In Liberty Synergistics, however, the court found that the order satisfied the separability requirement because the “legal question presented in th[e] appeal—namely, whether the forum transfer made the anti-SLAPP rule inapplicable”—was “predicated on a source of law that did not apply to the suit.” 718 F.3d at 149, 151 (specifically noting, however, the operative distinction in this case).

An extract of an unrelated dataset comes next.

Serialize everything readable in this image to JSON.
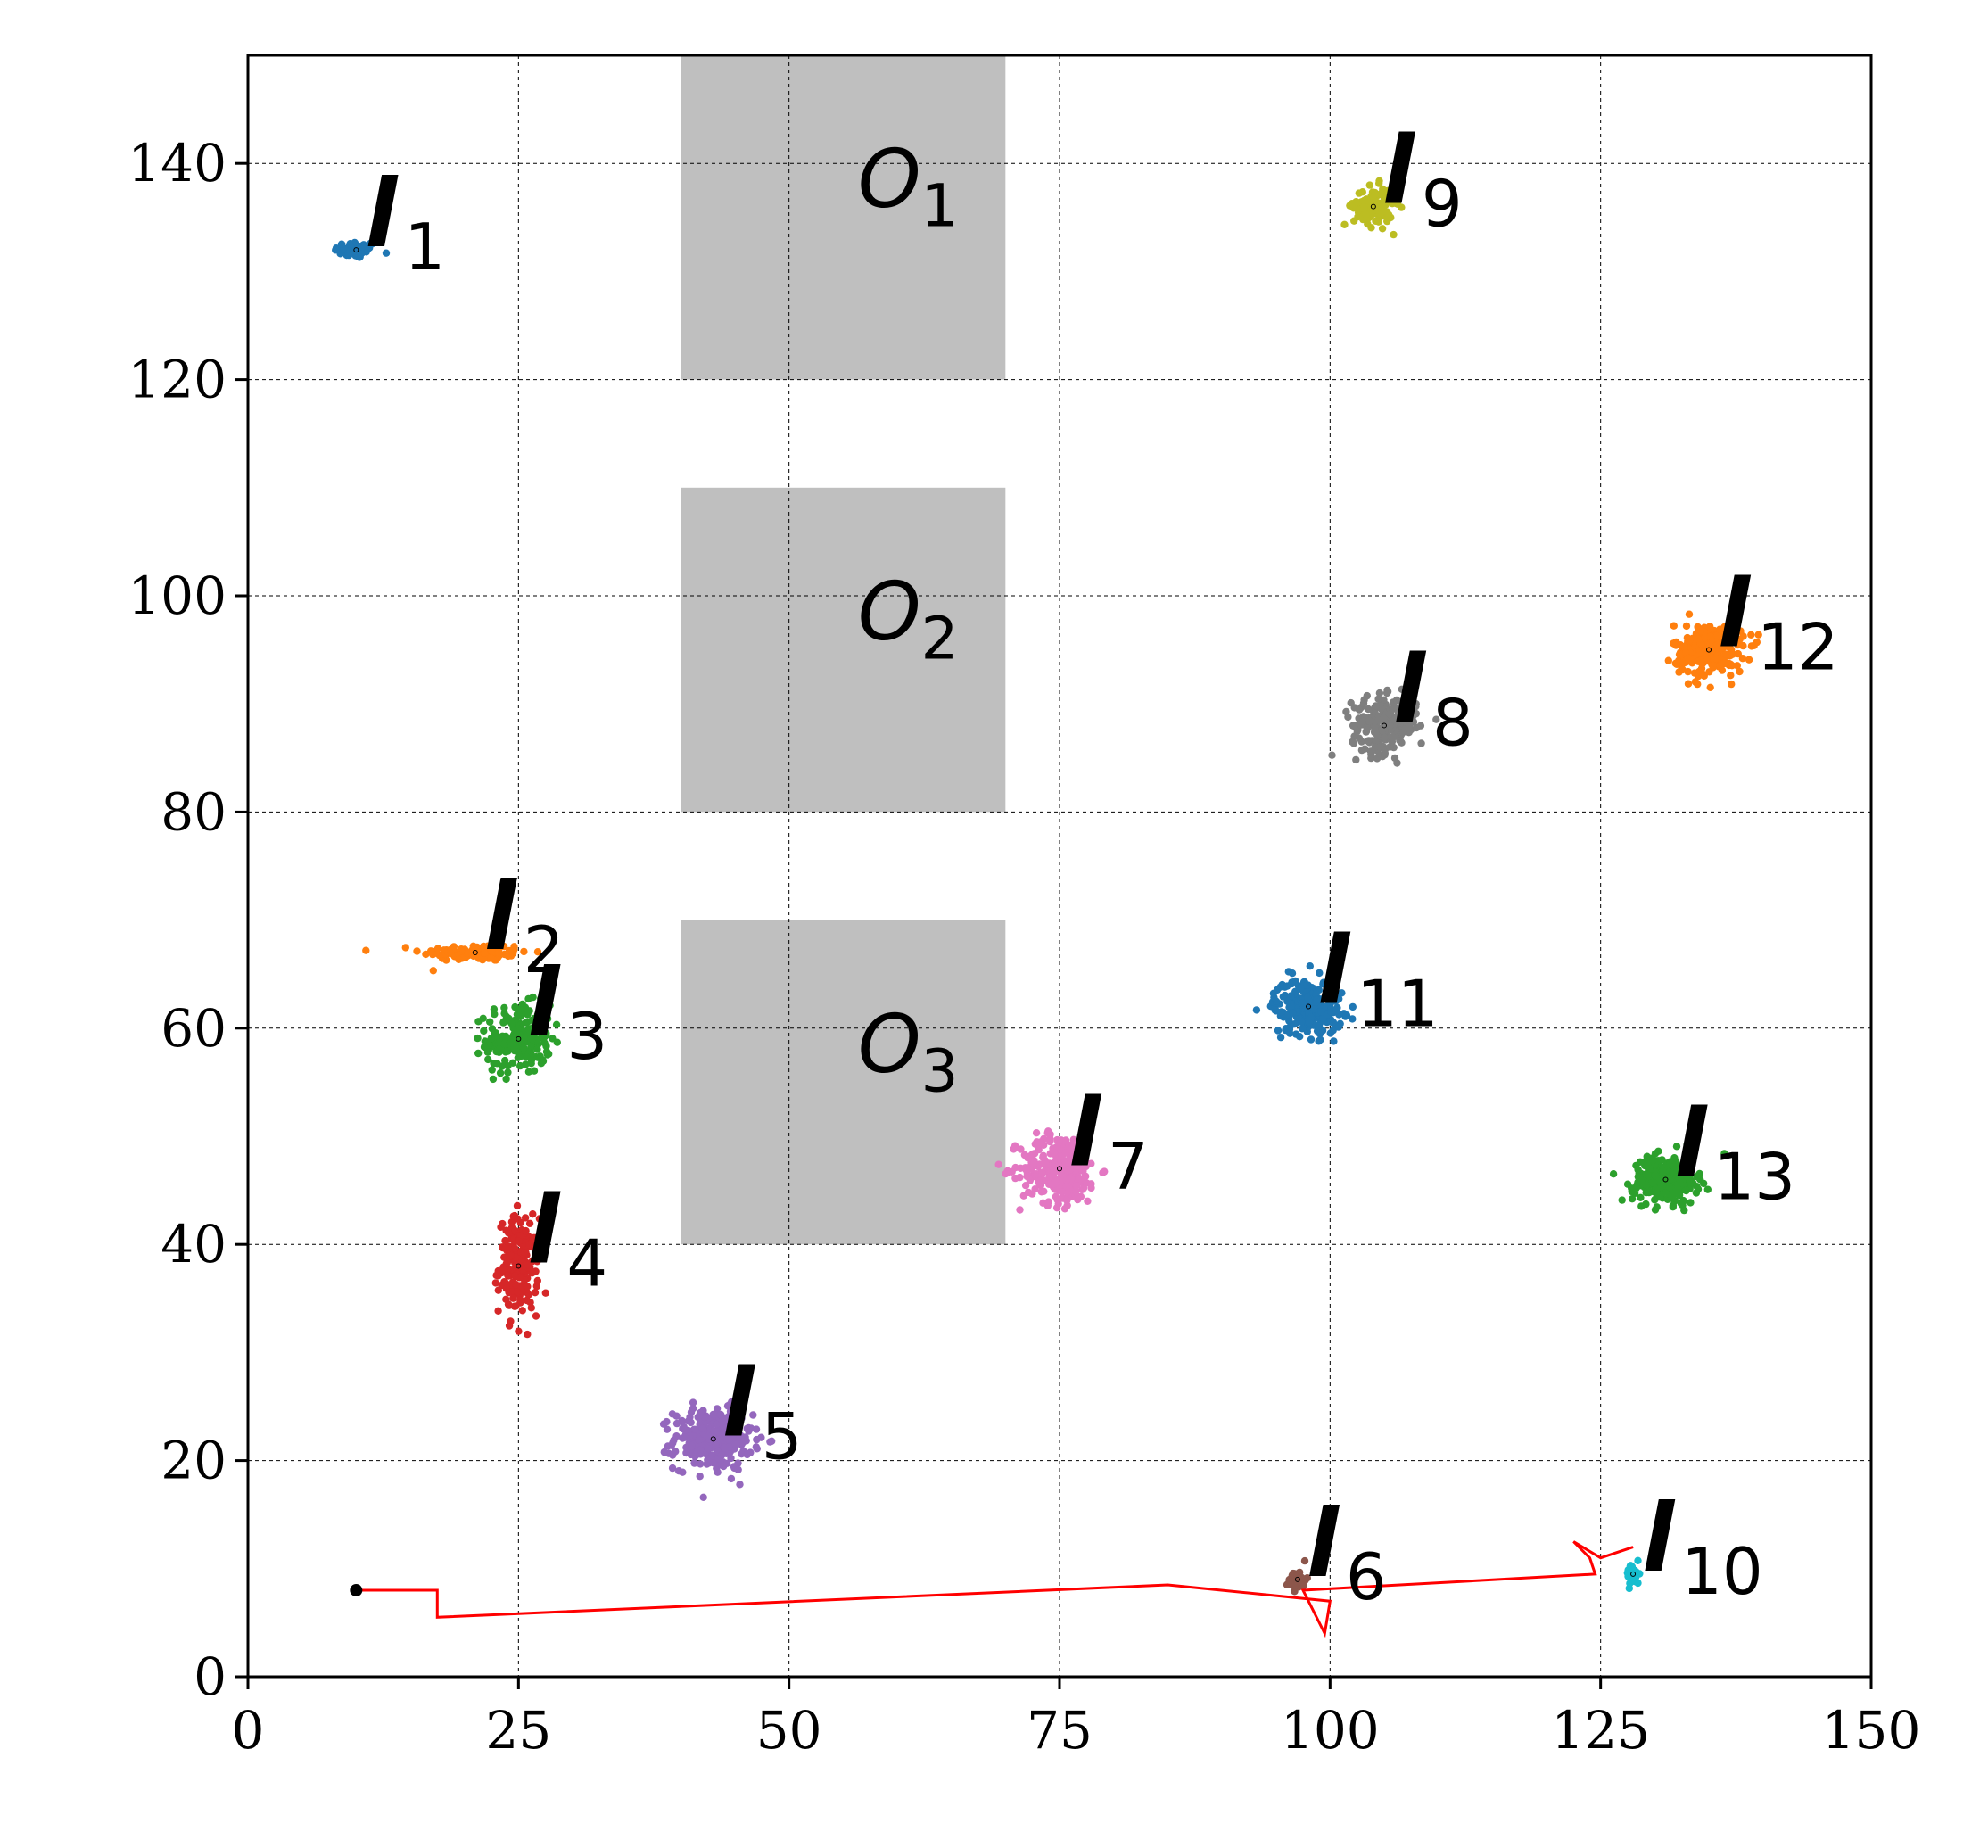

Connecticut’s anti-SLAPP statute is a useful tool in protecting defendants from lawsuits which seek tort damages designed to discourage individuals from exercising their constitutionally protected rights, such as communicating with police and officials, the right to free speech and association. The Connecticut antiSLAPP statute can be utilized when a defendant is presented with a lawsuit for which the conduct at issue arises from the defendant’s exercise of those rights. Defense counsel should be prepared to promptly file a motion to dismiss and prosecute the motion as a means of obtaining a favorable disposition which avoids unnecessary defense costs and a trial involving the presentation of evidence on an otherwise meritless claim. The additional benefits to defendants include: the limitations on discovery and amendments to the complaint during the court’s consideration of the motion; the opportunity for the prevailing party to seek an award of costs and reasonable attorney’s fees ; the expedited process for obtaining a ruling thereon; and the burden shifting two-prong analysis which shifts the burden to the plaintiff to demonstrate that it will prevail taking into account the defenses to the claims.